Aussi, elle lui demande son avis sur cette question et, afin d'avoir des certitudes sur cette problématique, s'il ne lui semble pas nécessaire de commander une étude épidémiologique indépendante et à grande échelle.
Mme Colette Giudicelli. Madame la secrétaire d'État, en juillet 2012, par le biais d'une question écrite, j'avais déjà alerté le ministère dont vous relevez sur un problème qui a pris de l'ampleur dans le monde entier : l'intoxication des cabines d'avions.

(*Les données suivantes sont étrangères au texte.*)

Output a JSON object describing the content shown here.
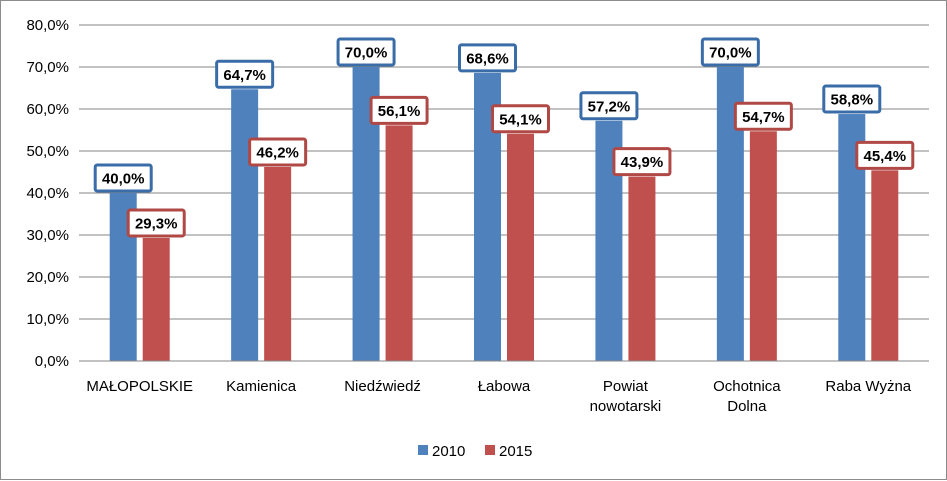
{
  "chart_data": {
    "type": "bar",
    "title": "",
    "xlabel": "",
    "ylabel": "",
    "ylim": [
      0,
      80
    ],
    "y_ticks": [
      "0,0%",
      "10,0%",
      "20,0%",
      "30,0%",
      "40,0%",
      "50,0%",
      "60,0%",
      "70,0%",
      "80,0%"
    ],
    "grid": true,
    "legend_position": "bottom",
    "categories": [
      [
        "MAŁOPOLSKIE"
      ],
      [
        "Kamienica"
      ],
      [
        "Niedźwiedź"
      ],
      [
        "Łabowa"
      ],
      [
        "Powiat",
        "nowotarski"
      ],
      [
        "Ochotnica",
        "Dolna"
      ],
      [
        "Raba Wyżna"
      ]
    ],
    "series": [
      {
        "name": "2010",
        "color": "#4f81bd",
        "label_border": "#3a6da8",
        "values": [
          40.0,
          64.7,
          70.0,
          68.6,
          57.2,
          70.0,
          58.8
        ],
        "labels": [
          "40,0%",
          "64,7%",
          "70,0%",
          "68,6%",
          "57,2%",
          "70,0%",
          "58,8%"
        ]
      },
      {
        "name": "2015",
        "color": "#c0504d",
        "label_border": "#b04845",
        "values": [
          29.3,
          46.2,
          56.1,
          54.1,
          43.9,
          54.7,
          45.4
        ],
        "labels": [
          "29,3%",
          "46,2%",
          "56,1%",
          "54,1%",
          "43,9%",
          "54,7%",
          "45,4%"
        ]
      }
    ]
  }
}
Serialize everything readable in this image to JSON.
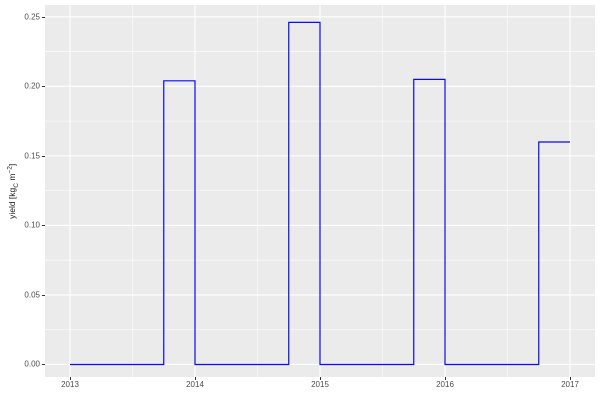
{
  "figure": {
    "background_color": "#FFFFFF",
    "panel_background_color": "#EBEBEB",
    "grid_color": "#FFFFFF",
    "tick_color": "#333333",
    "axis_text_color": "#4D4D4D",
    "axis_title_color": "#1A1A1A"
  },
  "y_axis": {
    "title_parts": {
      "pre": "yield [kg",
      "sub": "C",
      "mid": " m",
      "sup": "−2",
      "post": "]"
    },
    "tick_labels": [
      "0.00",
      "0.05",
      "0.10",
      "0.15",
      "0.20",
      "0.25"
    ]
  },
  "x_axis": {
    "tick_labels": [
      "2013",
      "2014",
      "2015",
      "2016",
      "2017"
    ]
  },
  "chart_data": {
    "type": "line",
    "subtype": "step",
    "title": "",
    "xlabel": "",
    "ylabel": "yield [kg_C m^-2]",
    "grid": true,
    "legend": false,
    "x_range": [
      2012.8,
      2017.2
    ],
    "y_range": [
      -0.009,
      0.2585
    ],
    "x_ticks": [
      2013,
      2014,
      2015,
      2016,
      2017
    ],
    "x_minor_ticks": [
      2013.5,
      2014.5,
      2015.5,
      2016.5
    ],
    "y_ticks": [
      0.0,
      0.05,
      0.1,
      0.15,
      0.2,
      0.25
    ],
    "y_minor_ticks": [
      0.025,
      0.075,
      0.125,
      0.175,
      0.225
    ],
    "series": [
      {
        "name": "yield",
        "color": "#0B0BF0",
        "points": [
          [
            2013.0,
            0.0
          ],
          [
            2013.75,
            0.0
          ],
          [
            2013.75,
            0.204
          ],
          [
            2014.0,
            0.204
          ],
          [
            2014.0,
            0.0
          ],
          [
            2014.75,
            0.0
          ],
          [
            2014.75,
            0.246
          ],
          [
            2015.0,
            0.246
          ],
          [
            2015.0,
            0.0
          ],
          [
            2015.75,
            0.0
          ],
          [
            2015.75,
            0.205
          ],
          [
            2016.0,
            0.205
          ],
          [
            2016.0,
            0.0
          ],
          [
            2016.75,
            0.0
          ],
          [
            2016.75,
            0.16
          ],
          [
            2017.0,
            0.16
          ]
        ]
      }
    ],
    "harvest_pulses": [
      {
        "rise_x": 2013.75,
        "fall_x": 2014.0,
        "value": 0.204
      },
      {
        "rise_x": 2014.75,
        "fall_x": 2015.0,
        "value": 0.246
      },
      {
        "rise_x": 2015.75,
        "fall_x": 2016.0,
        "value": 0.205
      },
      {
        "rise_x": 2016.75,
        "fall_x": 2017.0,
        "value": 0.16
      }
    ]
  }
}
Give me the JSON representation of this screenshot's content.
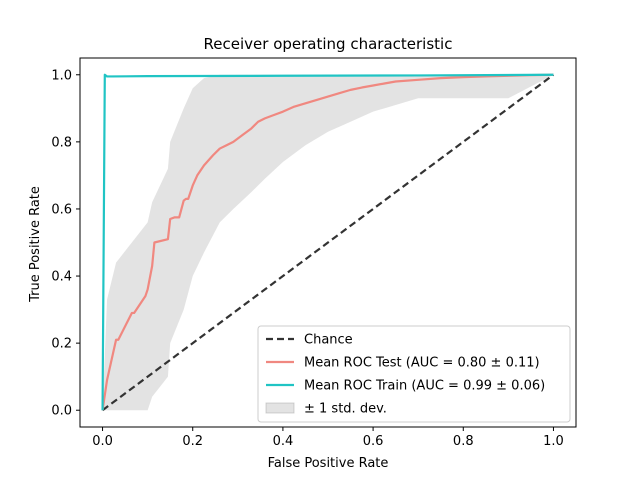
{
  "chart_data": {
    "type": "line",
    "title": "Receiver operating characteristic",
    "xlabel": "False Positive Rate",
    "ylabel": "True Positive Rate",
    "xlim": [
      -0.05,
      1.05
    ],
    "ylim": [
      -0.05,
      1.05
    ],
    "xticks": [
      "0.0",
      "0.2",
      "0.4",
      "0.6",
      "0.8",
      "1.0"
    ],
    "yticks": [
      "0.0",
      "0.2",
      "0.4",
      "0.6",
      "0.8",
      "1.0"
    ],
    "xtick_values": [
      0,
      0.2,
      0.4,
      0.6,
      0.8,
      1.0
    ],
    "ytick_values": [
      0,
      0.2,
      0.4,
      0.6,
      0.8,
      1.0
    ],
    "legend_position": "lower-right",
    "grid": false,
    "series": [
      {
        "name": "Chance",
        "color": "#333333",
        "style": "dashed",
        "x": [
          0,
          1
        ],
        "y": [
          0,
          1
        ]
      },
      {
        "name": "Mean ROC Test (AUC = 0.80 ± 0.11)",
        "color": "#f08880",
        "style": "solid",
        "x": [
          0.0,
          0.01,
          0.01,
          0.03,
          0.035,
          0.065,
          0.07,
          0.095,
          0.1,
          0.11,
          0.115,
          0.145,
          0.15,
          0.16,
          0.17,
          0.18,
          0.185,
          0.19,
          0.2,
          0.21,
          0.225,
          0.245,
          0.26,
          0.275,
          0.29,
          0.31,
          0.33,
          0.345,
          0.36,
          0.38,
          0.4,
          0.425,
          0.45,
          0.475,
          0.5,
          0.525,
          0.55,
          0.575,
          0.6,
          0.625,
          0.65,
          0.7,
          0.75,
          0.8,
          0.85,
          0.9,
          0.95,
          1.0
        ],
        "y": [
          0.0,
          0.09,
          0.09,
          0.21,
          0.21,
          0.29,
          0.29,
          0.34,
          0.36,
          0.43,
          0.5,
          0.51,
          0.57,
          0.575,
          0.575,
          0.625,
          0.63,
          0.63,
          0.67,
          0.7,
          0.73,
          0.76,
          0.78,
          0.79,
          0.8,
          0.82,
          0.84,
          0.86,
          0.87,
          0.88,
          0.89,
          0.905,
          0.915,
          0.925,
          0.935,
          0.945,
          0.955,
          0.962,
          0.968,
          0.974,
          0.98,
          0.985,
          0.99,
          0.993,
          0.995,
          0.997,
          0.999,
          1.0
        ]
      },
      {
        "name": "Mean ROC Train (AUC = 0.99 ± 0.06)",
        "color": "#20c4c4",
        "style": "solid",
        "x": [
          0.0,
          0.005,
          0.01,
          0.02,
          0.1,
          0.4,
          0.7,
          1.0
        ],
        "y": [
          0.0,
          1.0,
          0.995,
          0.995,
          0.996,
          0.997,
          0.998,
          1.0
        ]
      },
      {
        "name": "± 1 std. dev.",
        "color": "#999999",
        "style": "band",
        "x": [
          0.0,
          0.01,
          0.03,
          0.065,
          0.1,
          0.11,
          0.145,
          0.15,
          0.18,
          0.2,
          0.225,
          0.26,
          0.29,
          0.33,
          0.36,
          0.4,
          0.45,
          0.5,
          0.55,
          0.6,
          0.7,
          0.8,
          0.9,
          1.0
        ],
        "upper": [
          0.0,
          0.33,
          0.44,
          0.5,
          0.56,
          0.62,
          0.72,
          0.8,
          0.9,
          0.96,
          0.99,
          1.0,
          1.0,
          1.0,
          1.0,
          1.0,
          1.0,
          1.0,
          1.0,
          1.0,
          1.0,
          1.0,
          1.0,
          1.0
        ],
        "lower": [
          0.0,
          0.0,
          0.0,
          0.0,
          0.0,
          0.04,
          0.1,
          0.2,
          0.3,
          0.4,
          0.47,
          0.56,
          0.6,
          0.65,
          0.69,
          0.74,
          0.79,
          0.83,
          0.86,
          0.89,
          0.93,
          0.93,
          0.93,
          1.0
        ]
      }
    ]
  }
}
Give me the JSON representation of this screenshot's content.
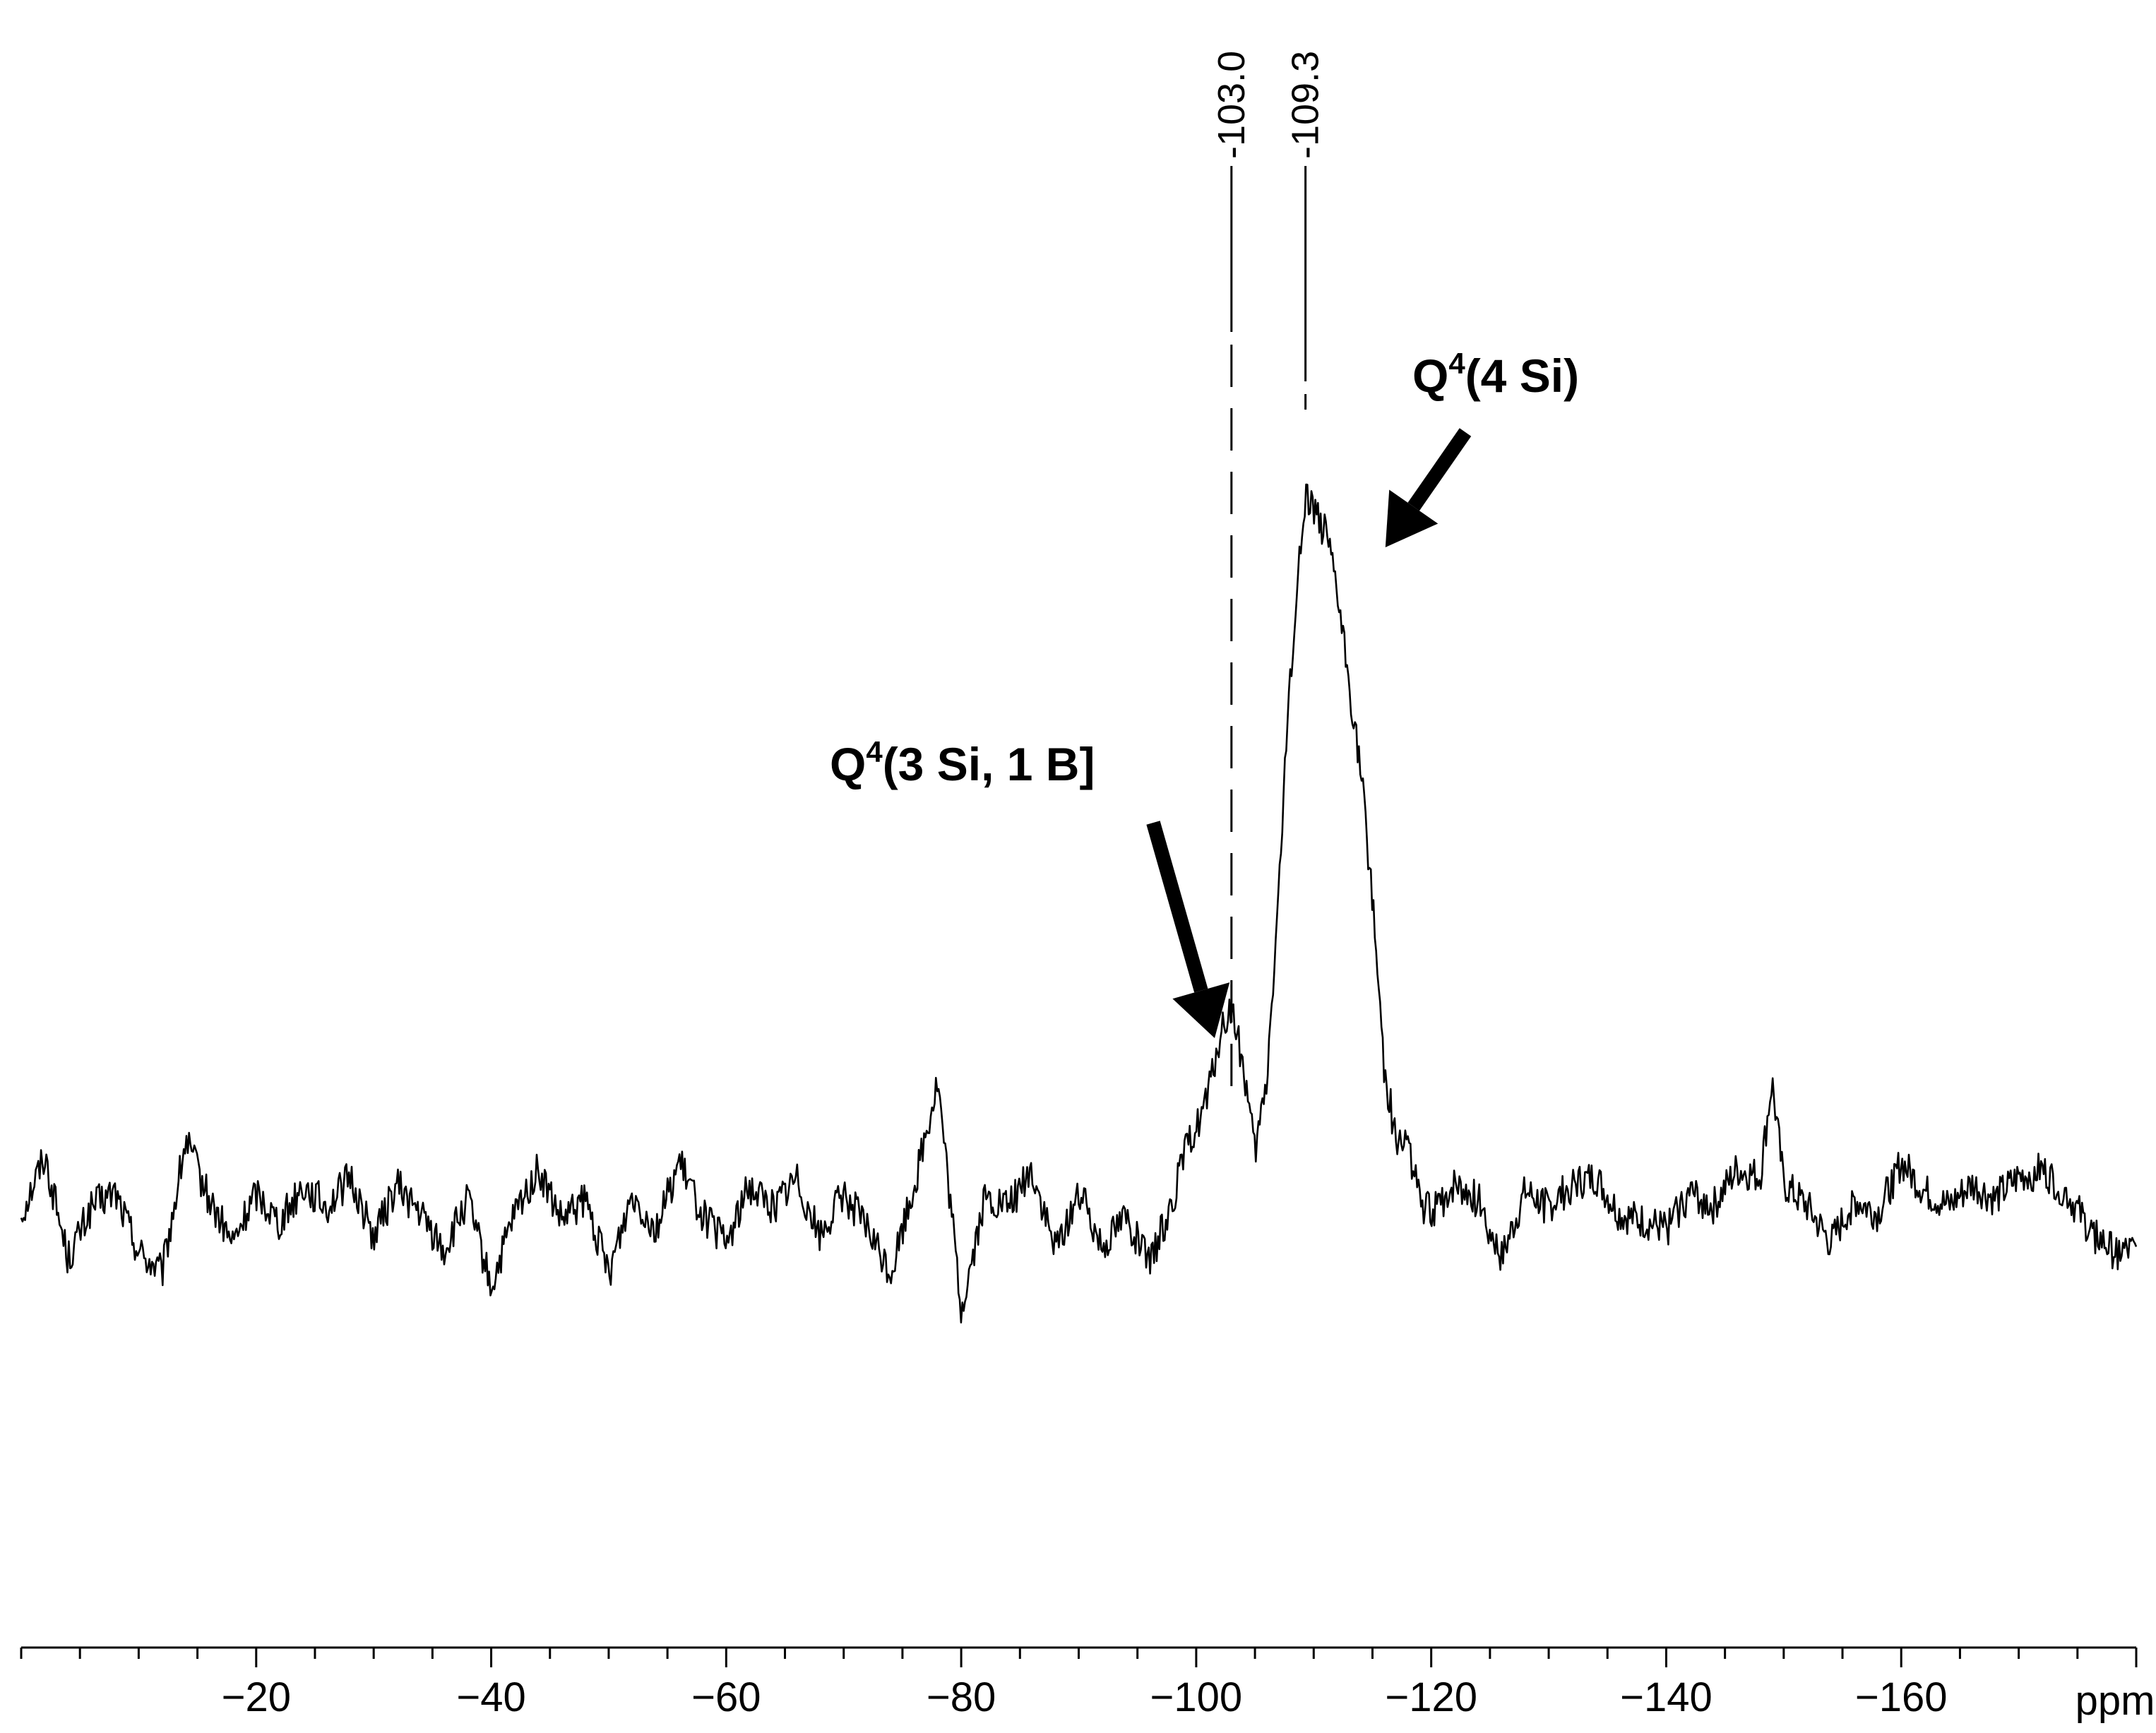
{
  "chart_data": {
    "type": "line",
    "title": "",
    "xlabel": "ppm",
    "ylabel": "",
    "xlim": [
      0,
      -180
    ],
    "ylim": [
      -0.2,
      1.1
    ],
    "x_reversed": true,
    "x_ticks_labeled": [
      -20,
      -40,
      -60,
      -80,
      -100,
      -120,
      -140,
      -160
    ],
    "x_tick_labels": [
      "−20",
      "−40",
      "−60",
      "−80",
      "−100",
      "−120",
      "−140",
      "−160"
    ],
    "x_unit_label": "ppm",
    "grid": false,
    "legend": "none",
    "peak_labels": [
      {
        "x": -103.0,
        "label": "-103.0"
      },
      {
        "x": -109.3,
        "label": "-109.3"
      }
    ],
    "annotations": [
      {
        "text": "Q",
        "sup": "4",
        "rest": "(4 Si)",
        "points_to_x": -115.5,
        "points_to_y": 0.77
      },
      {
        "text": "Q",
        "sup": "4",
        "rest": "(3 Si, 1 B]",
        "points_to_x": -101.5,
        "points_to_y": 0.3
      }
    ],
    "series": [
      {
        "x": [
          0,
          -2,
          -4,
          -6,
          -8,
          -10,
          -12,
          -14,
          -16,
          -18,
          -20,
          -22,
          -24,
          -26,
          -28,
          -30,
          -32,
          -34,
          -36,
          -38,
          -40,
          -42,
          -44,
          -46,
          -48,
          -50,
          -52,
          -54,
          -56,
          -58,
          -60,
          -62,
          -64,
          -66,
          -68,
          -70,
          -72,
          -74,
          -76,
          -78,
          -80,
          -82,
          -84,
          -86,
          -88,
          -90,
          -92,
          -94,
          -96,
          -98,
          -99,
          -100,
          -101,
          -102,
          -103,
          -104,
          -105,
          -106,
          -107,
          -108,
          -109.3,
          -110,
          -111,
          -112,
          -113,
          -114,
          -115,
          -116,
          -117,
          -118,
          -119,
          -120,
          -122,
          -124,
          -126,
          -128,
          -130,
          -132,
          -134,
          -136,
          -138,
          -140,
          -142,
          -144,
          -146,
          -148,
          -149,
          -150,
          -152,
          -154,
          -156,
          -158,
          -160,
          -162,
          -164,
          -166,
          -168,
          -170,
          -172,
          -174,
          -176,
          -178,
          -180
        ],
        "y": [
          0.02,
          0.1,
          -0.04,
          0.03,
          0.05,
          -0.03,
          -0.06,
          0.12,
          0.04,
          -0.02,
          0.05,
          0.01,
          0.06,
          0.03,
          0.07,
          -0.01,
          0.06,
          0.02,
          -0.03,
          0.04,
          -0.08,
          0.02,
          0.08,
          0.01,
          0.04,
          -0.06,
          0.05,
          0.0,
          0.09,
          0.02,
          -0.02,
          0.06,
          0.03,
          0.07,
          -0.01,
          0.05,
          0.0,
          -0.06,
          0.06,
          0.2,
          -0.11,
          0.04,
          0.03,
          0.08,
          -0.03,
          0.05,
          -0.02,
          0.02,
          -0.05,
          0.04,
          0.1,
          0.14,
          0.18,
          0.26,
          0.3,
          0.22,
          0.1,
          0.2,
          0.45,
          0.75,
          1.0,
          0.98,
          0.94,
          0.86,
          0.74,
          0.62,
          0.45,
          0.22,
          0.12,
          0.12,
          0.04,
          0.02,
          0.06,
          0.04,
          -0.04,
          0.05,
          0.03,
          0.06,
          0.07,
          0.02,
          0.01,
          0.0,
          0.05,
          0.03,
          0.08,
          0.07,
          0.2,
          0.06,
          0.03,
          -0.02,
          0.04,
          0.02,
          0.09,
          0.05,
          0.03,
          0.06,
          0.04,
          0.07,
          0.08,
          0.05,
          0.0,
          -0.03,
          -0.03
        ]
      }
    ]
  }
}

Plusieurs associations et syndicats professionnels de personnels navigants, s'appuyant sur des études médicales, envisagent de porter en justice les conséquences de ces intoxications. Il s'agit en effet d'un sujet très grave soulevant un véritable défi de santé publique.
Actuellement, la plupart des avions utilisent un système où l'air respiré est dirigé de l'extérieur de l'appareil dans la cabine par les compresseurs des moteurs principaux. Il faut savoir que, si l'industrie aéronautique est passée à ce système, c'est essentiellement pour des raisons de coûts.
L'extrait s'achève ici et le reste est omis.